By reconstructing these pieces, we find that Magian doctrines are far removed from, or even inimical, to orthodox Zoroastrian ones.
Cumont discovered that these Magi practiced a combination of harsh dualism with elements of Babylonian astrology and magic, which composed a Zoroastrian heresy known as Zurvanism. It is in this strange recomposition of ideas that we find the first elements that characterized Greek philosophy.
Another component which Cumont failed to identify though, was that of Jewish influence. The Magi cult of astrology and magic emerged in Babylon in the sixth century, precisely that era during which a great and prominent part of the Jewish population was there in exile. We cannot ascertain who was responsible for the introduction of these ideas, but the Bible itself identifies Daniel with one of the "wisemen". Whatever the case may be, these ideas do appear in a recognizable Magian form initially among the Essenes, and more particularly in Merkabah mysticism, which scholars identify as the beginnings of the Kabbalah.
There is little to examine the character of Jewish literature prior to the third century BC. Before that, it is in Greece were we find the elaboration of these ideas.
The Greek Magi
Greek philosophy first emerged in the Greek speaking cities of Ionia, in Asia Minor, which were then under Persian occupation. And yet, we continue to categorize it as "Greek" philosophy.
The first clear example of the penetration of these ideas were in the emergence of the Mysteries of Dionysus, which, according to Heraclitus, a philosopher of the fifth century BC, "were in imitation of the Magi".
The legendary founder of the rites of Dionysus was known to have been Orpheus. Artapanus, a Jewish philosopher of the third century BC, declared of Moses that, "as a grown man he was called Musaeus by the Greeks. This Musaeus was the teacher of Orpheus." Aristobulus, another Jewish philosopher from the same century, claimed that Orpheus was a follower of Moses, and quoted the following from an Orphic poem: "I will sing for those for whom it is lawful, but you uninitiate, close your doors, charged under the laws of the Righteous one, for the Divine has legislated for all alike. But you, son of the light-bearing moon, Musaeus (Moses), listen, for I proclaim the Truth."

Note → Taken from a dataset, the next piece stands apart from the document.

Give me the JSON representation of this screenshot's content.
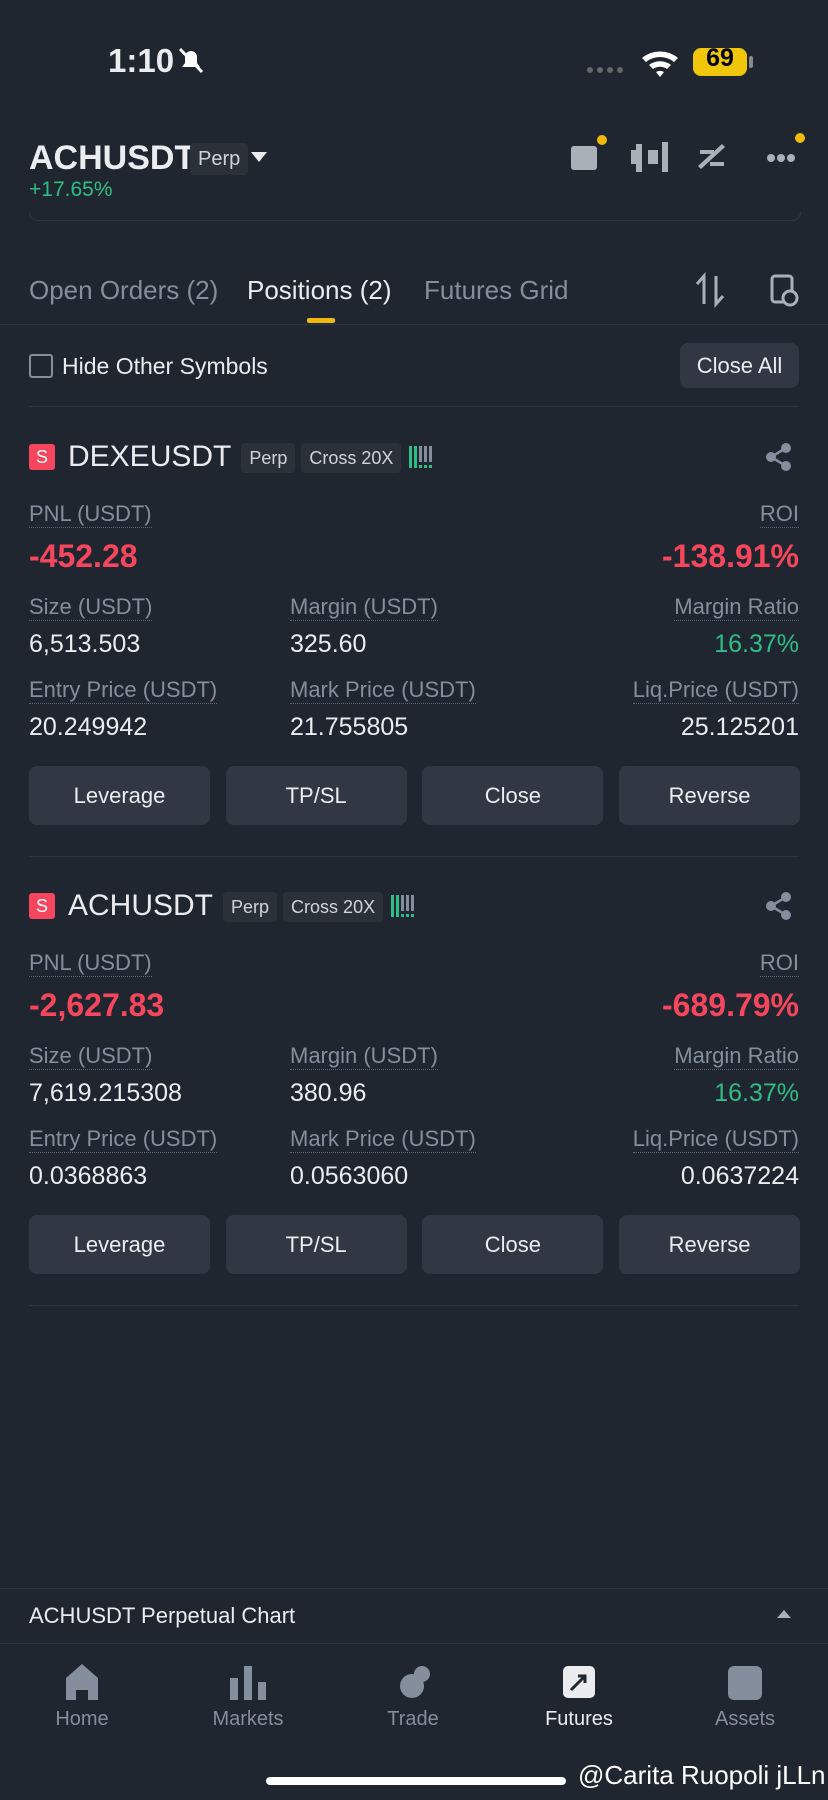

Orphism's greatest exponent was Pythagoras, who then influenced the thought of Plato. Therefore, according to Momigliano, in Alien Wisdom, "it was Plato who made Persian wisdom thoroughly fashionable, though the exact place of Plato in the story is ambiguous and paradoxical." i
"It is evident that Plato imitated our legislation and that he had investigated thoroughly each of the elements in it. For it had been translated by others before Demetrius Phalereus, before the conquests of Alexander and the Persians. The parts concerning the exodus of the Hebrews, our fellow countrymen, out of Egypt, the fame of all things that happened to them, the conquest of the land, and the detailed account of the entire legislation (were translated). So it is very clear that the philosopher mentioned above took many things (from it). For he was very learned, as was Pythagoras, who transferred many of our doctrines and integrated them into his own beliefs."